The change fits one or more of the following criteria:
- Requires minor clarifications to SSP control descriptions, diagrams, or attachments - not changing the substance of implementation of a requirement.
- Relaxes requirements in our policies and procedures.
- Adds or removes a point of contact for our system (a named person in our SSP, such as a new System Owner).
- Changes to some aspect of our external system boundary, such as ports, that don’t change the risk posture.
- Removing use of an external service.
- Minor updates (that don’t have security impact) to roles and authorized privileges listed in the Types of Users table.
- Removing internal dependencies. (In other words, simplifying a diagram.)
- Exposing a new brokered service or service plan for customers.
- Changing a substantial aspect of our logging that isn’t required by our SSP.
- Using an additional aspect of an existing protocol that we already use.
- Changing a substantial aspect of how we manage free trial (sandboxes) spaces.
- Adding an additional service plan to an AWS service that we already broker.
- Adding a high-availability plan to a service that cloud.gov operates.
When a change requires an approved SCR but not 3PAO testing
SCR must be submitted at least 30 days ahead of planned change.
- Would require changing the SSP in a non-trivial way (such as updating the control descriptions, diagrams, tables, or attachments to reflect the new or changed functionality), but it primarily uses existing 3PAO-tested features in AWS or cloud.gov to implement the change.

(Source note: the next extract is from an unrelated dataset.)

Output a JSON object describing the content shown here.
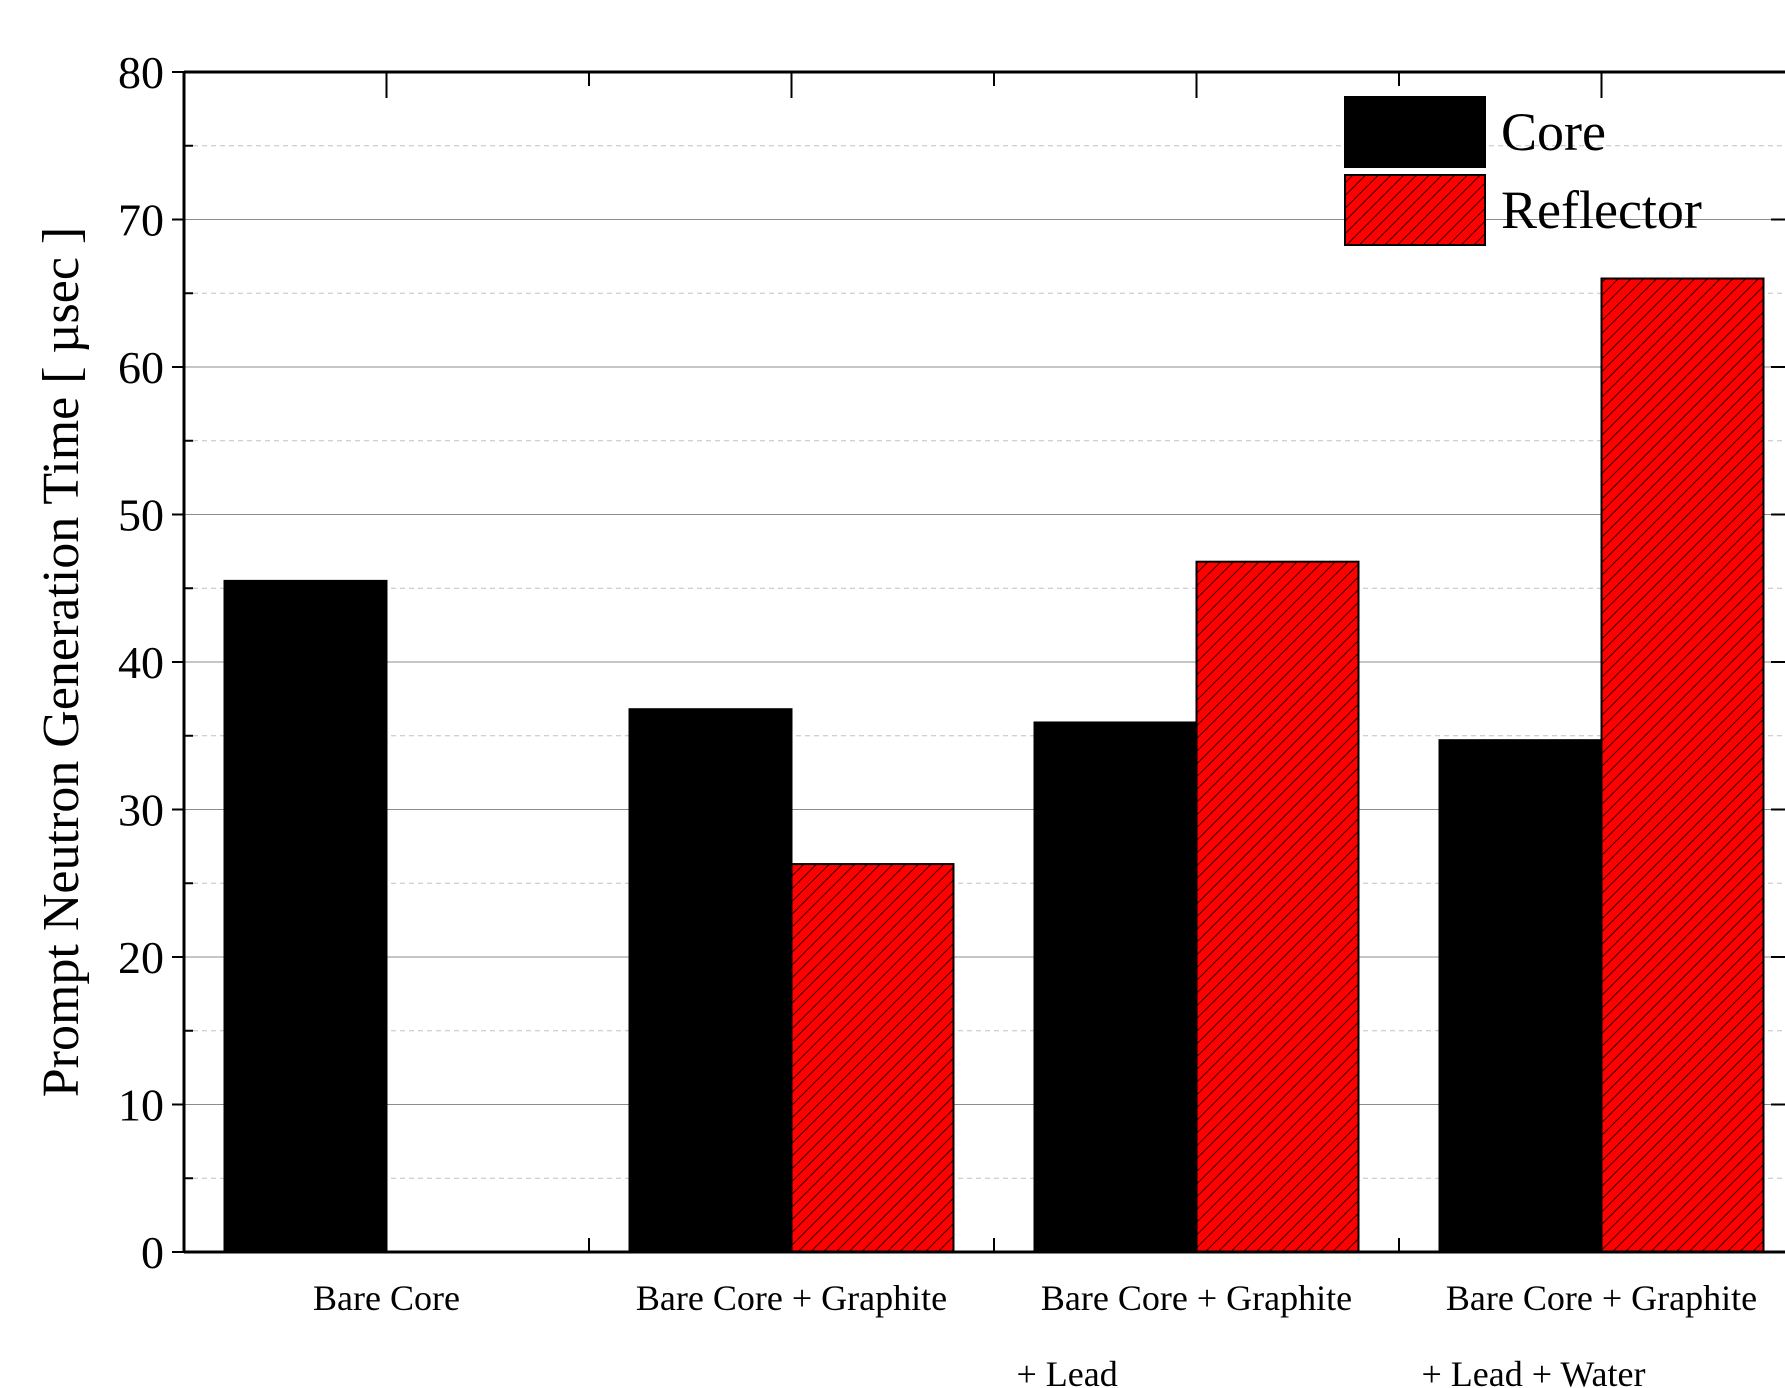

- Integrating a new external service that has a FedRAMP Moderate or higher authorization, using an existing integration system.
- Adding a new component to the system inside the authorization boundary that doesn’t substantially change the risk posture.

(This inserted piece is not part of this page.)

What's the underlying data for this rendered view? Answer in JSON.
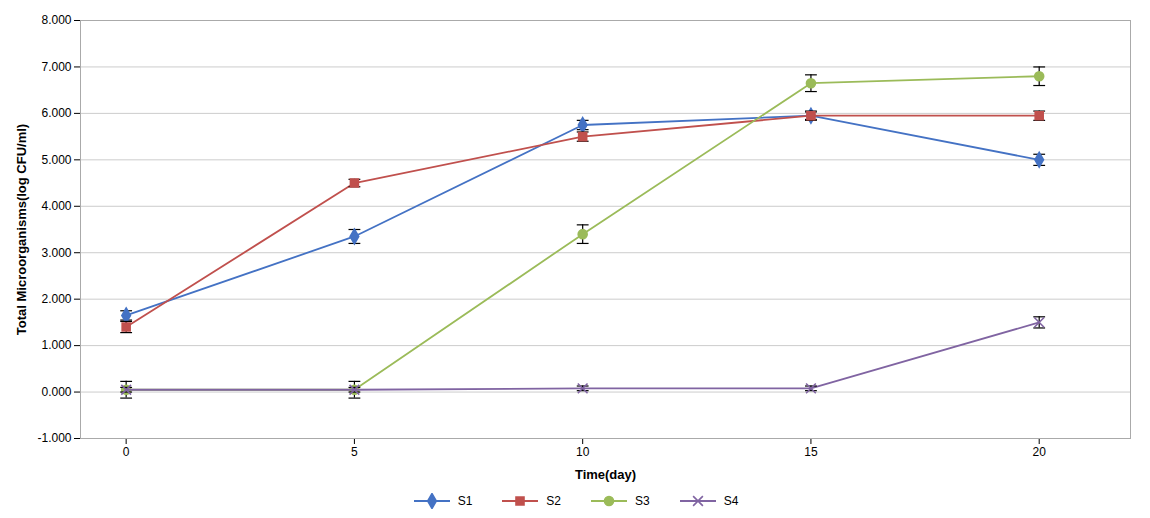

- Integrating a new open source codebase that we’ve reviewed according to our procedures.
- Integrating a new service that is FedRAMP Authorized in AWS GovCloud.

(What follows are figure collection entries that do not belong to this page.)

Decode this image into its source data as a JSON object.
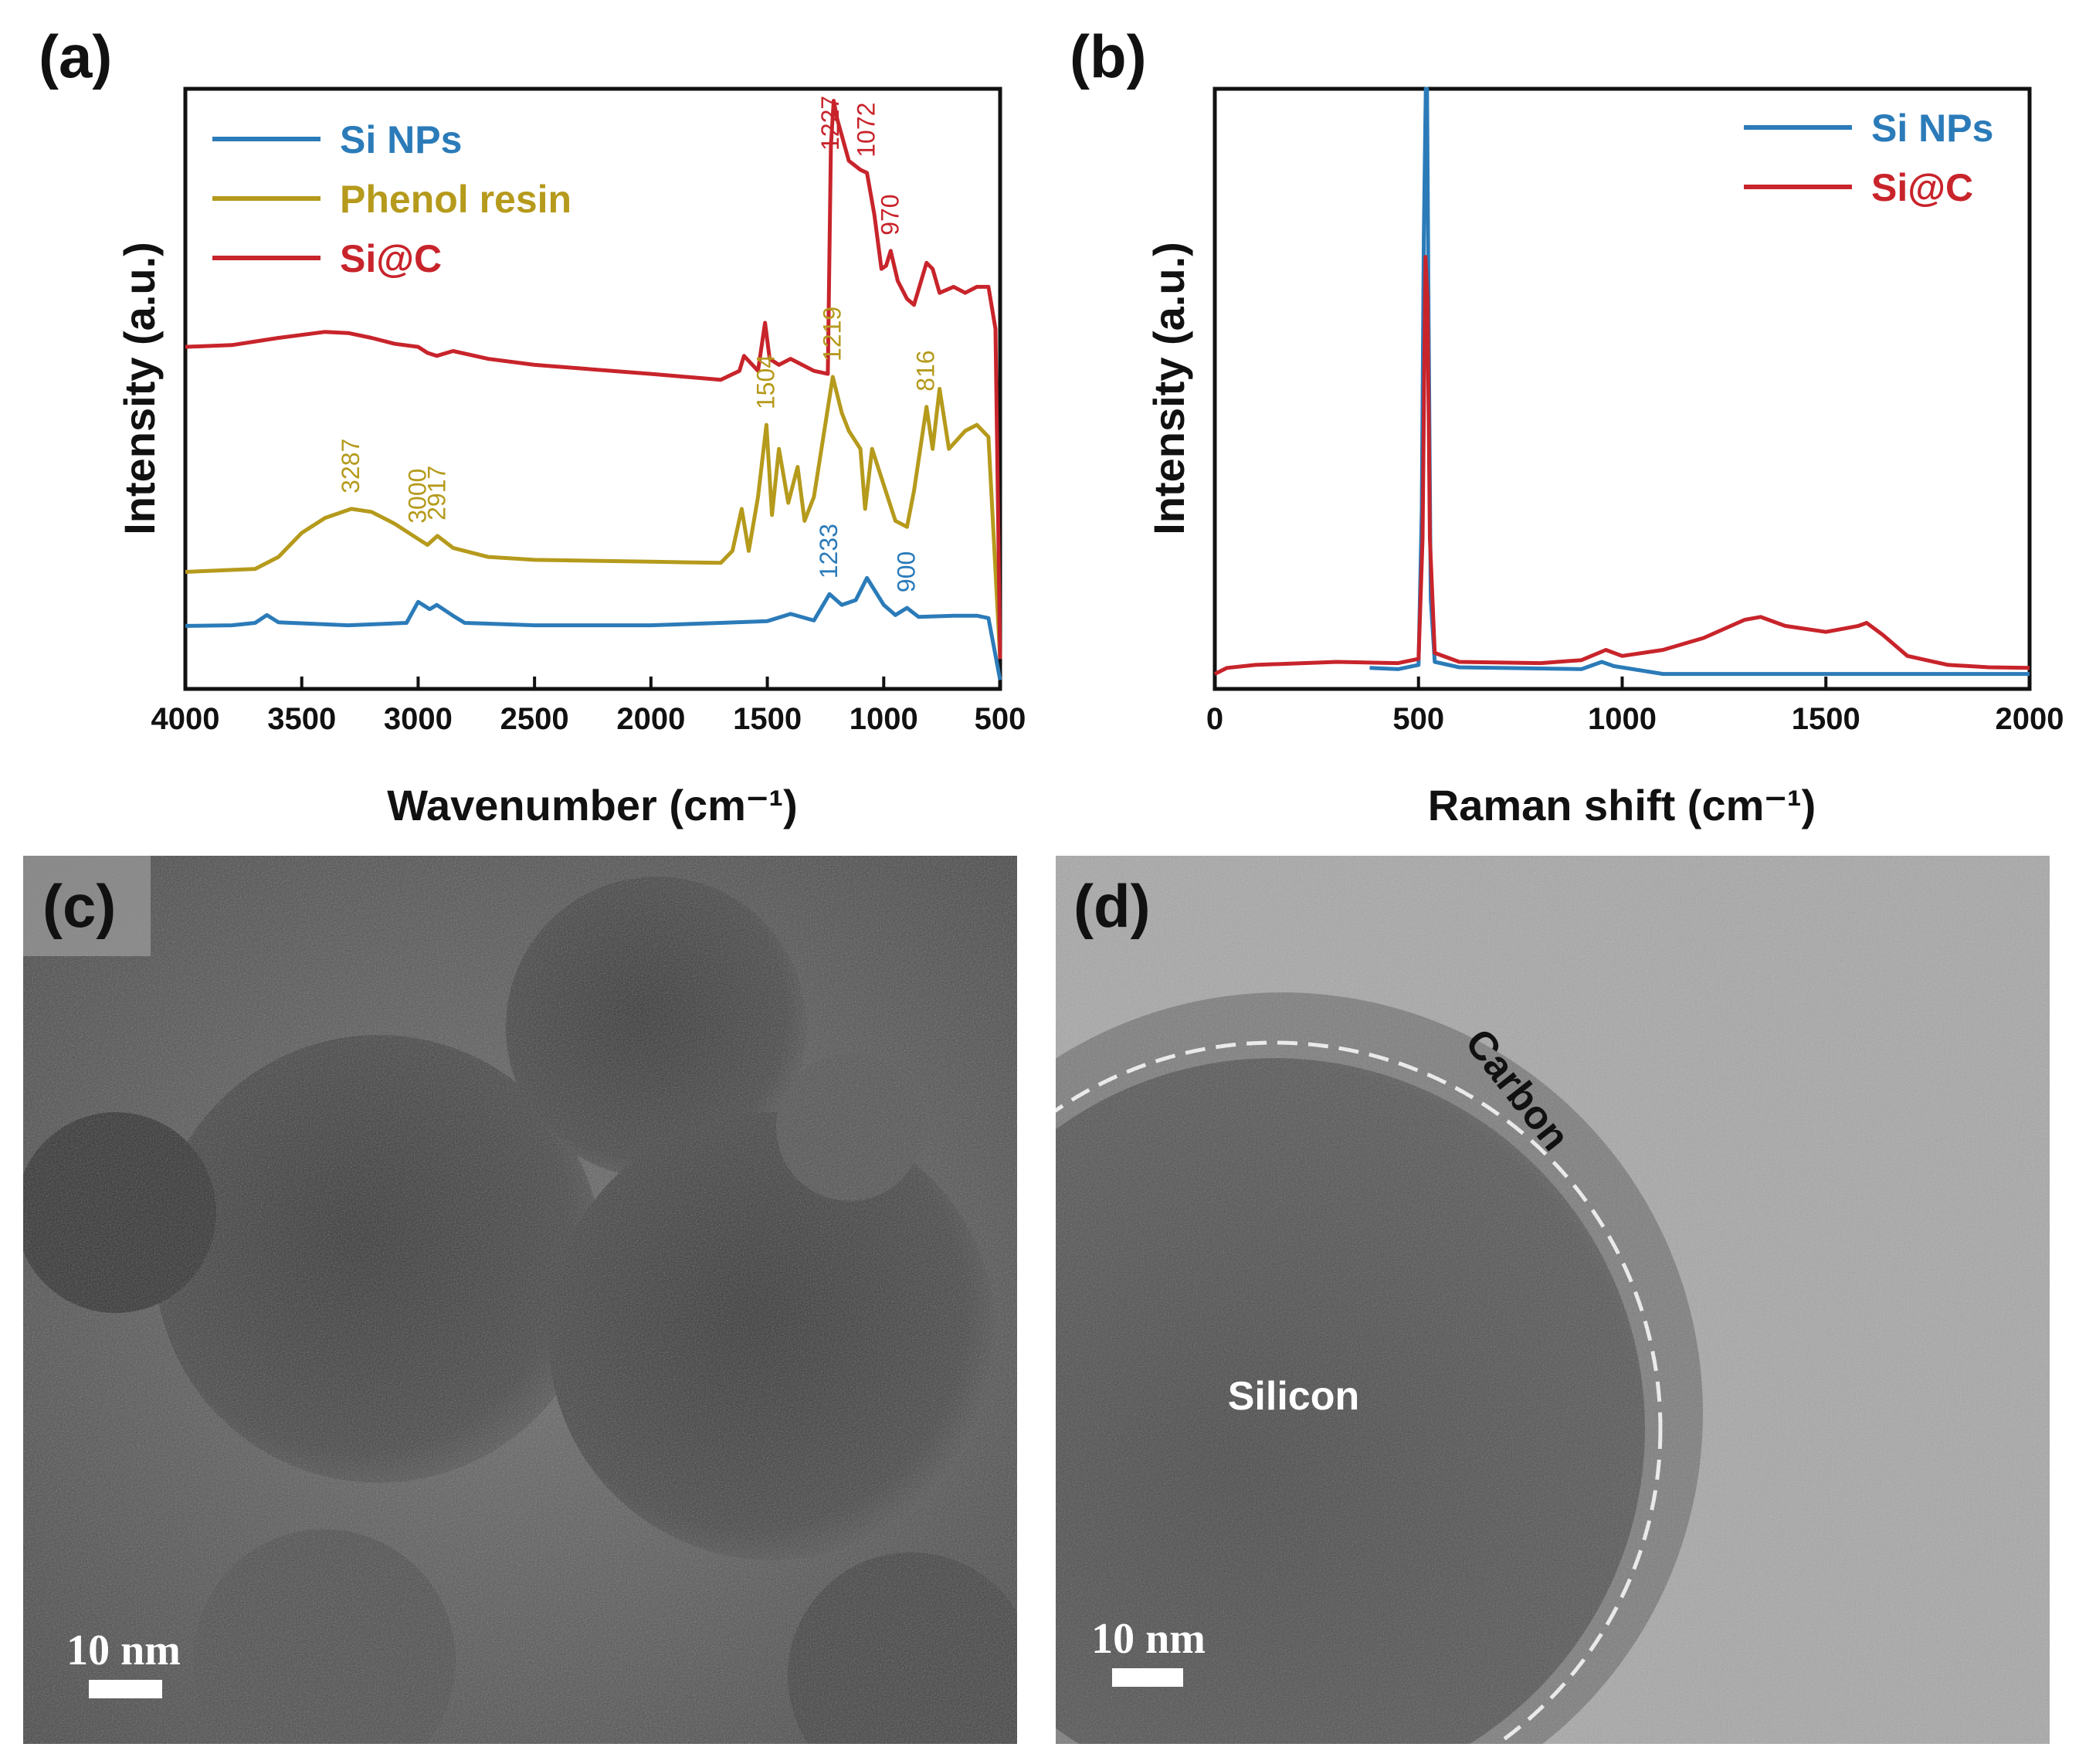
{
  "colors": {
    "si_nps": "#2b7bb9",
    "phenol_resin": "#b59a1c",
    "si_c": "#c8242b",
    "axis": "#111111"
  },
  "panels": {
    "a": {
      "letter": "(a)"
    },
    "b": {
      "letter": "(b)"
    },
    "c": {
      "letter": "(c)",
      "scale_bar": "10 nm"
    },
    "d": {
      "letter": "(d)",
      "scale_bar": "10 nm",
      "carbon_label": "Carbon",
      "silicon_label": "Silicon"
    }
  },
  "chart_data": [
    {
      "panel": "a",
      "type": "line",
      "xlabel": "Wavenumber (cm⁻¹)",
      "ylabel": "Intensity (a.u.)",
      "xlim": [
        4000,
        500
      ],
      "ylim": [
        0,
        100
      ],
      "x_reversed": true,
      "x_ticks": [
        4000,
        3500,
        3000,
        2500,
        2000,
        1500,
        1000,
        500
      ],
      "legend": {
        "position": "top-left",
        "entries": [
          "Si NPs",
          "Phenol resin",
          "Si@C"
        ]
      },
      "series": [
        {
          "name": "Si NPs",
          "color": "#2b7bb9",
          "points": [
            [
              4000,
              10.5
            ],
            [
              3800,
              10.6
            ],
            [
              3700,
              11.0
            ],
            [
              3650,
              12.3
            ],
            [
              3600,
              11.1
            ],
            [
              3300,
              10.6
            ],
            [
              3050,
              11
            ],
            [
              3000,
              14.5
            ],
            [
              2950,
              13.3
            ],
            [
              2920,
              14.0
            ],
            [
              2850,
              12.2
            ],
            [
              2800,
              11
            ],
            [
              2500,
              10.6
            ],
            [
              2000,
              10.6
            ],
            [
              1700,
              11
            ],
            [
              1500,
              11.3
            ],
            [
              1400,
              12.5
            ],
            [
              1300,
              11.4
            ],
            [
              1233,
              15.8
            ],
            [
              1180,
              14
            ],
            [
              1120,
              14.8
            ],
            [
              1072,
              18.5
            ],
            [
              1000,
              14.0
            ],
            [
              950,
              12.3
            ],
            [
              900,
              13.5
            ],
            [
              850,
              12
            ],
            [
              700,
              12.2
            ],
            [
              600,
              12.2
            ],
            [
              550,
              11.8
            ],
            [
              500,
              1.5
            ]
          ]
        },
        {
          "name": "Phenol resin",
          "color": "#b59a1c",
          "points": [
            [
              4000,
              19.5
            ],
            [
              3700,
              20
            ],
            [
              3600,
              22
            ],
            [
              3500,
              26
            ],
            [
              3400,
              28.5
            ],
            [
              3287,
              30.0
            ],
            [
              3200,
              29.5
            ],
            [
              3100,
              27.5
            ],
            [
              3000,
              25
            ],
            [
              2960,
              24
            ],
            [
              2917,
              25.5
            ],
            [
              2850,
              23.5
            ],
            [
              2700,
              22
            ],
            [
              2500,
              21.5
            ],
            [
              2000,
              21.2
            ],
            [
              1700,
              21
            ],
            [
              1650,
              23
            ],
            [
              1610,
              30.0
            ],
            [
              1580,
              23
            ],
            [
              1540,
              32
            ],
            [
              1504,
              44.0
            ],
            [
              1480,
              29
            ],
            [
              1450,
              40
            ],
            [
              1410,
              31
            ],
            [
              1370,
              37
            ],
            [
              1340,
              28
            ],
            [
              1300,
              32
            ],
            [
              1219,
              52.0
            ],
            [
              1180,
              46
            ],
            [
              1150,
              43
            ],
            [
              1100,
              40
            ],
            [
              1080,
              30
            ],
            [
              1050,
              40
            ],
            [
              1000,
              34
            ],
            [
              950,
              28
            ],
            [
              900,
              27
            ],
            [
              870,
              33
            ],
            [
              816,
              47.0
            ],
            [
              790,
              40
            ],
            [
              760,
              50
            ],
            [
              720,
              40
            ],
            [
              650,
              43
            ],
            [
              600,
              44
            ],
            [
              550,
              42
            ],
            [
              500,
              5
            ]
          ]
        },
        {
          "name": "Si@C",
          "color": "#c8242b",
          "points": [
            [
              4000,
              57.0
            ],
            [
              3800,
              57.3
            ],
            [
              3600,
              58.5
            ],
            [
              3400,
              59.5
            ],
            [
              3300,
              59.3
            ],
            [
              3200,
              58.5
            ],
            [
              3100,
              57.5
            ],
            [
              3000,
              57
            ],
            [
              2960,
              56
            ],
            [
              2920,
              55.5
            ],
            [
              2850,
              56.3
            ],
            [
              2700,
              55
            ],
            [
              2500,
              54
            ],
            [
              2000,
              52.5
            ],
            [
              1700,
              51.5
            ],
            [
              1620,
              53
            ],
            [
              1600,
              55.5
            ],
            [
              1540,
              53
            ],
            [
              1510,
              61
            ],
            [
              1490,
              55
            ],
            [
              1450,
              54
            ],
            [
              1400,
              55
            ],
            [
              1300,
              53
            ],
            [
              1240,
              52.5
            ],
            [
              1227,
              90.5
            ],
            [
              1215,
              98.0
            ],
            [
              1200,
              95
            ],
            [
              1150,
              88
            ],
            [
              1100,
              86.5
            ],
            [
              1072,
              86
            ],
            [
              1040,
              79
            ],
            [
              1010,
              70
            ],
            [
              990,
              70.5
            ],
            [
              970,
              73
            ],
            [
              940,
              68
            ],
            [
              900,
              65
            ],
            [
              870,
              64
            ],
            [
              816,
              71
            ],
            [
              790,
              70
            ],
            [
              760,
              66
            ],
            [
              700,
              67
            ],
            [
              650,
              66
            ],
            [
              600,
              67
            ],
            [
              550,
              67
            ],
            [
              520,
              60
            ],
            [
              500,
              5
            ]
          ]
        }
      ],
      "peak_labels": [
        {
          "text": "1227",
          "x": 1227,
          "series": "Si@C"
        },
        {
          "text": "1072",
          "x": 1072,
          "series": "Si@C"
        },
        {
          "text": "970",
          "x": 970,
          "series": "Si@C"
        },
        {
          "text": "3287",
          "x": 3287,
          "series": "Phenol resin"
        },
        {
          "text": "3000",
          "x": 3000,
          "series": "Phenol resin"
        },
        {
          "text": "2917",
          "x": 2917,
          "series": "Phenol resin"
        },
        {
          "text": "1504",
          "x": 1504,
          "series": "Phenol resin"
        },
        {
          "text": "1219",
          "x": 1219,
          "series": "Phenol resin"
        },
        {
          "text": "816",
          "x": 816,
          "series": "Phenol resin"
        },
        {
          "text": "1233",
          "x": 1233,
          "series": "Si NPs"
        },
        {
          "text": "900",
          "x": 900,
          "series": "Si NPs"
        }
      ]
    },
    {
      "panel": "b",
      "type": "line",
      "xlabel": "Raman shift (cm⁻¹)",
      "ylabel": "Intensity (a.u.)",
      "xlim": [
        0,
        2000
      ],
      "ylim": [
        0,
        100
      ],
      "x_ticks": [
        0,
        500,
        1000,
        1500,
        2000
      ],
      "legend": {
        "position": "top-right",
        "entries": [
          "Si NPs",
          "Si@C"
        ]
      },
      "series": [
        {
          "name": "Si NPs",
          "color": "#2b7bb9",
          "points": [
            [
              380,
              3.5
            ],
            [
              450,
              3.3
            ],
            [
              500,
              4.0
            ],
            [
              508,
              30
            ],
            [
              513,
              75
            ],
            [
              518,
              100
            ],
            [
              521,
              100
            ],
            [
              525,
              60
            ],
            [
              530,
              15
            ],
            [
              540,
              4.5
            ],
            [
              600,
              3.6
            ],
            [
              900,
              3.3
            ],
            [
              950,
              4.5
            ],
            [
              980,
              3.8
            ],
            [
              1100,
              2.5
            ],
            [
              1500,
              2.5
            ],
            [
              2000,
              2.5
            ]
          ]
        },
        {
          "name": "Si@C",
          "color": "#c8242b",
          "points": [
            [
              0,
              2.5
            ],
            [
              30,
              3.5
            ],
            [
              100,
              4.0
            ],
            [
              300,
              4.5
            ],
            [
              450,
              4.3
            ],
            [
              500,
              5.0
            ],
            [
              510,
              25
            ],
            [
              517,
              72
            ],
            [
              522,
              65
            ],
            [
              528,
              25
            ],
            [
              540,
              6.0
            ],
            [
              600,
              4.5
            ],
            [
              800,
              4.3
            ],
            [
              900,
              4.8
            ],
            [
              960,
              6.5
            ],
            [
              1000,
              5.5
            ],
            [
              1100,
              6.5
            ],
            [
              1200,
              8.5
            ],
            [
              1300,
              11.5
            ],
            [
              1340,
              12.0
            ],
            [
              1400,
              10.5
            ],
            [
              1500,
              9.5
            ],
            [
              1580,
              10.5
            ],
            [
              1600,
              11.0
            ],
            [
              1640,
              9.0
            ],
            [
              1700,
              5.5
            ],
            [
              1800,
              4.0
            ],
            [
              1900,
              3.6
            ],
            [
              2000,
              3.5
            ]
          ]
        }
      ]
    }
  ]
}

When a change requires both an approved SCR and 3PAO testing
SCR must be submitted at least 30 days ahead of planned change.
The change fits one or more of the following criteria:
- Changes the system boundary by adding a new component that substantially changes the risk posture.
- Changes our risk posture in a major way not reflected in our SSP.
- Integrating a new external service that does not have a FedRAMP Moderate or higher authorization.
- Integrating a new external service using a new integration system.
- Adding new brokered services that we operate.
- Exposing new services on new domains or IP ranges.
- Modifications to cryptographic modules or services.
- Adding a built-in Continuous Integration / Continuous Deployment service (such as providing brokered Concourse to tenant applications).
- Giving customer agencies a way to restrict network requests from agency staff to a specific set of IP origins, to support their TIC compliance.